Imaginary Girls(35)



At the sound of her name, Jonah stepped up, listening. The other guy with them looked out at the house, as if expecting Ruby to appear there, on the crooked front steps, to open the door that didn’t have a knob and welcome them in. She didn’t. Even if she was awake she wouldn’t have bothered.

I turned to Pete, filling up with a kind of confidence I used to have from simply being her sister—because I still was that; more than ever I was. “You gave her your keys,” I said. “You told her to take your car, remember?”

He froze. “No, I didn’t.”

“You don’t remember?” I tried to give him the eyes like Ruby would, but I wasn’t sure if my eyes worked the same way as hers did.

“Yeah, I dunno.” He glanced at his brother, then at his friend, then at Jonah, who didn’t look pleased by any of this. “Maybe,” Pete said at last. “Maybe I did.”

“Man, who cares?” his friend broke in. “Just get your keys and let’s go.”

They all looked at me. “You mean from Ruby?” I said. “She’s not up yet.”

A beat of silence as everyone waited to see what Pete would do. Jonah, especially, seemed interested in what Pete would do—would he barge into the house, stomp up to the room Ruby slept in, grab her on the bed and shake her awake until she went looking for the keys? Would he go through her pockets? Would he make Jonah do it, or me?

That was when I felt the chill at my back. The sense of her, close by, eavesdropping from behind a tree maybe, idly twirling sausage curls into her hair as we talked about her.

Maybe she was trying to tell me something.

She used to come up behind me and whisper a little missive, then sneak off, leaving the words to drift in my ears like dandelion fluff. Stick out your tongue, she’d tell me—and, bam, I’d get in trouble with the bus driver. Or she’d feed me lines: There wasn’t any No Trespassing sign up on the gate. I swear on my mother, Officer.

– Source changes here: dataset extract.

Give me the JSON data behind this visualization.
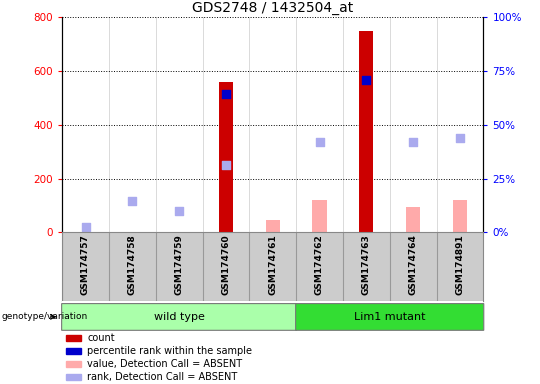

She was here somewhere, sending over the words for me to say. I felt them tickle at my earlobe. She and I had been apart for so long that I’d forgotten what it was like to use my mouth to talk for her—how she did it for me, and I did it for her, and no one ever knew the difference.

But I was also aware of Owen, who met my eyes—once—and then, fast, dropped his gaze down to his boots as if he’d gotten stung.

“I’ll do it,” I told Pete. “I’ll go find the keys. But don’t move. Wait right here.”

Ruby didn’t want him in the house. She wanted me to go around the side of the house where the boys couldn’t see. She also wanted other things besides, like toaster waffles, but I figured that would have to wait till after we dealt with Pete.

I went around the house, which, like a tree, grew out from itself, branching off at all angles and teetering up into the sky.

She was inside, through a sliding glass door, wide awake and choosing between waffle flavors, sundress and boots on. Her legs were gleaming and I couldn’t see any trace of dirt. The memory of caked mud was so out of place now, I wondered if I’d dreamed it.

“Buttermilk or blueberry?” she asked me. “You get first pick.”

“Blueberry,” I said without a second thought. “So did you hear? About the keys?”

“I heard.” She popped two waffles into the toaster and watched the coils go red. She pushed aside a stack of shoe catalogs and unopened envelopes on the table so I’d have room for a plate. She somehow wrangled up a clean fork, but only one, so one of us would have to eat the waffle with our fingers.

“I wish I could give Pete his keys,” she said, “since that would get rid of him faster.”

“Why can’t you?”

“Because.” She held out her fists to show me. She opened each one to reveal her palm. On which, in both cases, there was no key.

“They fell,” she said. “The keys. They’re gone.”

“Fell where?”

The toaster gave a sharp ping, and at that Ruby turned to retrieve the waffles. Mine, she put on a plate; hers, she nibbled at from the empty palm of one hand, her mouth soon stuffed so full, she couldn’t possibly answer.

I ate my waffle and decided not to push further. I didn’t want her to say it, didn’t want to know for sure where she went out walking last night.

Finally she stopped chewing and said, “I wonder what he’s going to do about those keys.” She licked some crumbs off her fingers. “Poor Petey. He was one of my very first boyfriends—you remember. The first of them all, actually. Maybe I should go apologize or something. Make nice.”